Tu ne viens pas, mon Toto, mais je t’aime. Je souffre mais je t’aime. Je suis triste mais je t’aime. J’ai la mort dans le cœur mais je t’adore. Tu n’as pas cependant, que je sache, aucun empêchement majeur qui t’empêche de venir ? Peut-être t’en est-il survenu auquel tu ne t’attendais pas. Quoi qu’il en soit, je t’aime. J’ai retrouvé un petit bout de cordon de cheveux déchiré et coupé par le chat, mais tous mes efforts ont été inutiles pour retrouver la petite croix à laquelle je tenais parce qu’elle m’avait été donnée par la providence et par toi. Je n’ai pas de bonheur, mon pauvre ange et cette perte est plus significative que tu crois. Du reste, il me sera difficile de conserver ce chat avec les mauvaises habitudes que lui a laissé prendre cette stupide Suzanne. Tout à l’heure, il vient de renverser la lampe qui arrivait de Carcel. et j’en suis encore à savoir si les rouages sont détraqués ou brisés.

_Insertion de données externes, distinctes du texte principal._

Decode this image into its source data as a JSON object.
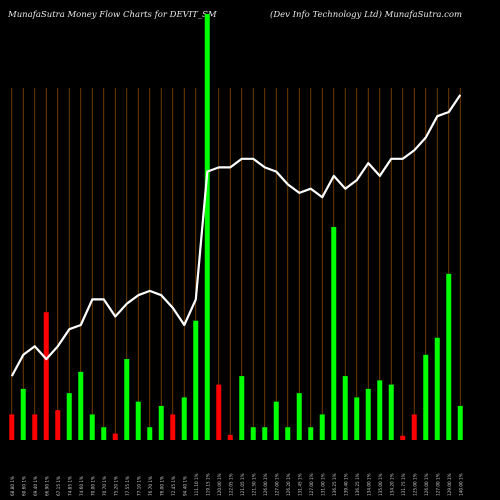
{
  "header": {
    "left": "MunafaSutra  Money Flow  Charts for DEVIT_SM",
    "right": "(Dev    Info    Technology Ltd) MunafaSutra.com"
  },
  "colors": {
    "background": "#000000",
    "up": "#00ff00",
    "down": "#ff0000",
    "line": "#ffffff",
    "grid": "#8a4b00",
    "label": "#cccccc"
  },
  "chart_data": {
    "type": "bar",
    "ylim": [
      0,
      100
    ],
    "categories": [
      "68.80 1%",
      "60.60 1%",
      "69.40 1%",
      "66.90 1%",
      "67.15 1%",
      "74.85 1%",
      "74.60 1%",
      "70.00 1%",
      "70.70 1%",
      "75.20 1%",
      "77.55 1%",
      "77.10 1%",
      "76.70 1%",
      "76.00 1%",
      "72.45 1%",
      "94.40 1%",
      "111.10 1%",
      "119.15 1%",
      "120.00 1%",
      "122.05 1%",
      "121.05 1%",
      "121.50 1%",
      "126.00 1%",
      "127.00 1%",
      "126.20 1%",
      "131.45 1%",
      "127.00 1%",
      "131.00 1%",
      "136.25 1%",
      "139.40 1%",
      "136.25 1%",
      "134.00 1%",
      "135.00 1%",
      "134.20 1%",
      "131.75 1%",
      "125.00 1%",
      "126.00 1%",
      "127.00 1%",
      "129.00 1%",
      "140.00 1%"
    ],
    "series": [
      {
        "values": [
          6,
          12,
          6,
          30,
          7,
          11,
          16,
          6,
          3,
          1.5,
          19,
          9,
          3,
          8,
          6,
          10,
          28,
          100,
          13,
          1.2,
          15,
          3,
          3,
          9,
          3,
          11,
          3,
          6,
          50,
          15,
          10,
          12,
          14,
          13,
          1,
          6,
          20,
          24,
          39,
          8
        ],
        "colors": [
          "red",
          "green",
          "red",
          "red",
          "red",
          "green",
          "green",
          "green",
          "green",
          "red",
          "green",
          "green",
          "green",
          "green",
          "red",
          "green",
          "green",
          "green",
          "red",
          "red",
          "green",
          "green",
          "green",
          "green",
          "green",
          "green",
          "green",
          "green",
          "green",
          "green",
          "green",
          "green",
          "green",
          "green",
          "red",
          "red",
          "green",
          "green",
          "green",
          "green"
        ]
      },
      {
        "values": [
          15,
          20,
          22,
          19,
          22,
          26,
          27,
          33,
          33,
          29,
          32,
          34,
          35,
          34,
          31,
          27,
          33,
          63,
          64,
          64,
          66,
          66,
          64,
          63,
          60,
          58,
          59,
          57,
          62,
          59,
          61,
          65,
          62,
          66,
          66,
          68,
          71,
          76,
          77,
          81
        ],
        "type": "line"
      }
    ]
  }
}
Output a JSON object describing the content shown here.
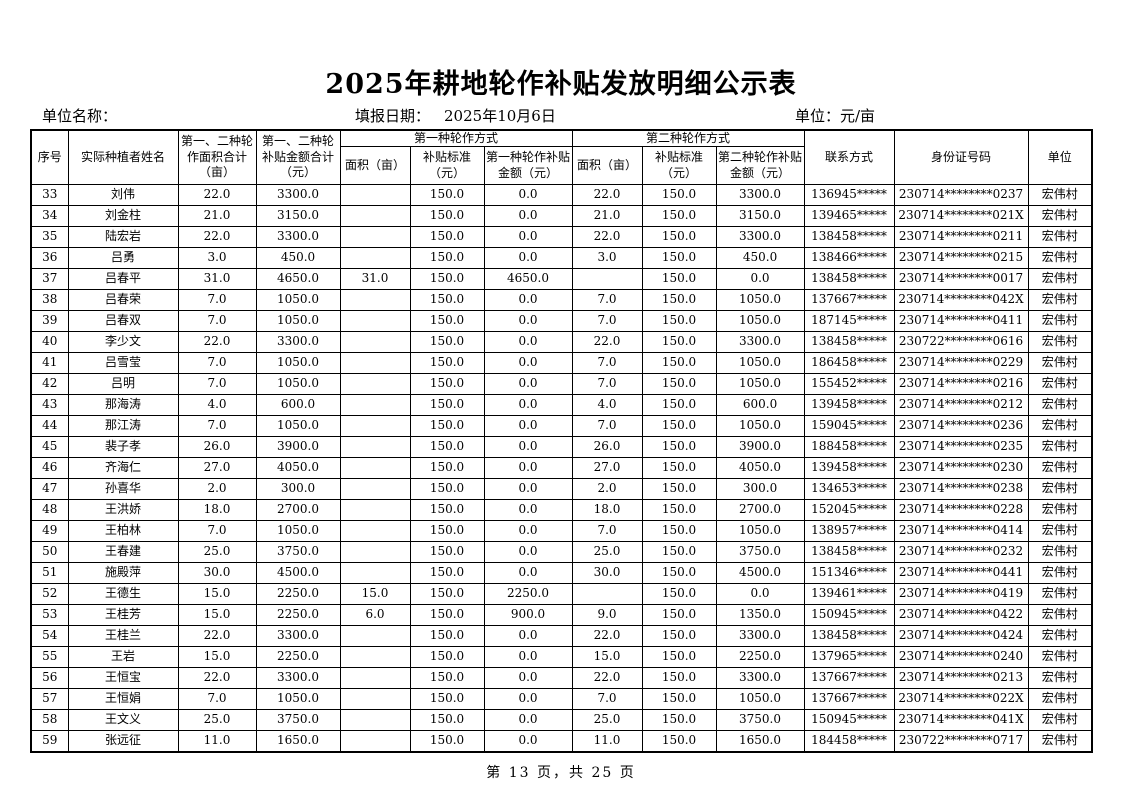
{
  "page": {
    "title": "2025年耕地轮作补贴发放明细公示表",
    "unit_name_label": "单位名称：",
    "report_date_label": "填报日期：",
    "report_date_value": "2025年10月6日",
    "unit_label": "单位：元/亩",
    "footer": "第 13 页，共 25 页"
  },
  "table": {
    "headers": {
      "seq": "序号",
      "name": "实际种植者姓名",
      "total_area": "第一、二种轮作面积合计（亩）",
      "total_amount": "第一、二种轮补贴金额合计（元）",
      "rotation1_group": "第一种轮作方式",
      "rotation2_group": "第二种轮作方式",
      "area1": "面积（亩）",
      "standard1": "补贴标准（元）",
      "amount1": "第一种轮作补贴金额（元）",
      "area2": "面积（亩）",
      "standard2": "补贴标准（元）",
      "amount2": "第二种轮作补贴金额（元）",
      "contact": "联系方式",
      "id_number": "身份证号码",
      "unit": "单位"
    },
    "rows": [
      [
        "33",
        "刘伟",
        "22.0",
        "3300.0",
        "",
        "150.0",
        "0.0",
        "22.0",
        "150.0",
        "3300.0",
        "136945*****",
        "230714********0237",
        "宏伟村"
      ],
      [
        "34",
        "刘金柱",
        "21.0",
        "3150.0",
        "",
        "150.0",
        "0.0",
        "21.0",
        "150.0",
        "3150.0",
        "139465*****",
        "230714********021X",
        "宏伟村"
      ],
      [
        "35",
        "陆宏岩",
        "22.0",
        "3300.0",
        "",
        "150.0",
        "0.0",
        "22.0",
        "150.0",
        "3300.0",
        "138458*****",
        "230714********0211",
        "宏伟村"
      ],
      [
        "36",
        "吕勇",
        "3.0",
        "450.0",
        "",
        "150.0",
        "0.0",
        "3.0",
        "150.0",
        "450.0",
        "138466*****",
        "230714********0215",
        "宏伟村"
      ],
      [
        "37",
        "吕春平",
        "31.0",
        "4650.0",
        "31.0",
        "150.0",
        "4650.0",
        "",
        "150.0",
        "0.0",
        "138458*****",
        "230714********0017",
        "宏伟村"
      ],
      [
        "38",
        "吕春荣",
        "7.0",
        "1050.0",
        "",
        "150.0",
        "0.0",
        "7.0",
        "150.0",
        "1050.0",
        "137667*****",
        "230714********042X",
        "宏伟村"
      ],
      [
        "39",
        "吕春双",
        "7.0",
        "1050.0",
        "",
        "150.0",
        "0.0",
        "7.0",
        "150.0",
        "1050.0",
        "187145*****",
        "230714********0411",
        "宏伟村"
      ],
      [
        "40",
        "李少文",
        "22.0",
        "3300.0",
        "",
        "150.0",
        "0.0",
        "22.0",
        "150.0",
        "3300.0",
        "138458*****",
        "230722********0616",
        "宏伟村"
      ],
      [
        "41",
        "吕雪莹",
        "7.0",
        "1050.0",
        "",
        "150.0",
        "0.0",
        "7.0",
        "150.0",
        "1050.0",
        "186458*****",
        "230714********0229",
        "宏伟村"
      ],
      [
        "42",
        "吕明",
        "7.0",
        "1050.0",
        "",
        "150.0",
        "0.0",
        "7.0",
        "150.0",
        "1050.0",
        "155452*****",
        "230714********0216",
        "宏伟村"
      ],
      [
        "43",
        "那海涛",
        "4.0",
        "600.0",
        "",
        "150.0",
        "0.0",
        "4.0",
        "150.0",
        "600.0",
        "139458*****",
        "230714********0212",
        "宏伟村"
      ],
      [
        "44",
        "那江涛",
        "7.0",
        "1050.0",
        "",
        "150.0",
        "0.0",
        "7.0",
        "150.0",
        "1050.0",
        "159045*****",
        "230714********0236",
        "宏伟村"
      ],
      [
        "45",
        "裴子孝",
        "26.0",
        "3900.0",
        "",
        "150.0",
        "0.0",
        "26.0",
        "150.0",
        "3900.0",
        "188458*****",
        "230714********0235",
        "宏伟村"
      ],
      [
        "46",
        "齐海仁",
        "27.0",
        "4050.0",
        "",
        "150.0",
        "0.0",
        "27.0",
        "150.0",
        "4050.0",
        "139458*****",
        "230714********0230",
        "宏伟村"
      ],
      [
        "47",
        "孙喜华",
        "2.0",
        "300.0",
        "",
        "150.0",
        "0.0",
        "2.0",
        "150.0",
        "300.0",
        "134653*****",
        "230714********0238",
        "宏伟村"
      ],
      [
        "48",
        "王洪娇",
        "18.0",
        "2700.0",
        "",
        "150.0",
        "0.0",
        "18.0",
        "150.0",
        "2700.0",
        "152045*****",
        "230714********0228",
        "宏伟村"
      ],
      [
        "49",
        "王柏林",
        "7.0",
        "1050.0",
        "",
        "150.0",
        "0.0",
        "7.0",
        "150.0",
        "1050.0",
        "138957*****",
        "230714********0414",
        "宏伟村"
      ],
      [
        "50",
        "王春建",
        "25.0",
        "3750.0",
        "",
        "150.0",
        "0.0",
        "25.0",
        "150.0",
        "3750.0",
        "138458*****",
        "230714********0232",
        "宏伟村"
      ],
      [
        "51",
        "施殿萍",
        "30.0",
        "4500.0",
        "",
        "150.0",
        "0.0",
        "30.0",
        "150.0",
        "4500.0",
        "151346*****",
        "230714********0441",
        "宏伟村"
      ],
      [
        "52",
        "王德生",
        "15.0",
        "2250.0",
        "15.0",
        "150.0",
        "2250.0",
        "",
        "150.0",
        "0.0",
        "139461*****",
        "230714********0419",
        "宏伟村"
      ],
      [
        "53",
        "王桂芳",
        "15.0",
        "2250.0",
        "6.0",
        "150.0",
        "900.0",
        "9.0",
        "150.0",
        "1350.0",
        "150945*****",
        "230714********0422",
        "宏伟村"
      ],
      [
        "54",
        "王桂兰",
        "22.0",
        "3300.0",
        "",
        "150.0",
        "0.0",
        "22.0",
        "150.0",
        "3300.0",
        "138458*****",
        "230714********0424",
        "宏伟村"
      ],
      [
        "55",
        "王岩",
        "15.0",
        "2250.0",
        "",
        "150.0",
        "0.0",
        "15.0",
        "150.0",
        "2250.0",
        "137965*****",
        "230714********0240",
        "宏伟村"
      ],
      [
        "56",
        "王恒宝",
        "22.0",
        "3300.0",
        "",
        "150.0",
        "0.0",
        "22.0",
        "150.0",
        "3300.0",
        "137667*****",
        "230714********0213",
        "宏伟村"
      ],
      [
        "57",
        "王恒娟",
        "7.0",
        "1050.0",
        "",
        "150.0",
        "0.0",
        "7.0",
        "150.0",
        "1050.0",
        "137667*****",
        "230714********022X",
        "宏伟村"
      ],
      [
        "58",
        "王文义",
        "25.0",
        "3750.0",
        "",
        "150.0",
        "0.0",
        "25.0",
        "150.0",
        "3750.0",
        "150945*****",
        "230714********041X",
        "宏伟村"
      ],
      [
        "59",
        "张远征",
        "11.0",
        "1650.0",
        "",
        "150.0",
        "0.0",
        "11.0",
        "150.0",
        "1650.0",
        "184458*****",
        "230722********0717",
        "宏伟村"
      ]
    ]
  }
}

La table de noyer a été cassée par la chute, le tapis rempli d’huile. Trop heureux encore si ce dégât se borne à ce qui est extérieur. Tu comprends, mon ami, que pour peu que ce genre persiste, il me sera impossible de le garder. Voilà les choses gracieuses et distrayantes que j’ai eues dans ma maison aujourd’hui. Dieu sait ce que sera demain. Il est vrai que je ne te vois pas, il est presque certain que tu ne m’aimes plus. En vérité, ma vie est bien charmante, mais j’ai bien envie de la planter là pour voir ce qu’elle deviendra sans moi. En attendant, je te le répète comme je le sens, je t’aime de toute mon âme.

Juliette

BnF, Mss, NAF 16350, f. 271-272
Transcription de Laurie Mézeret assistée de Florence Naugrette

Notes

[1Le fils de Victor Hugo, François-Victor Hugo.

[2Celui-ci a souffert durant plusieurs mois d’une grave maladie pulmonaire qui a inquiété toute sa famille ainsi que Juliette.

[3Juliette fait vraisemblablement référence au manuscrit des Burgraves que Victor Hugo a déjà présenté au Théâtre-Français.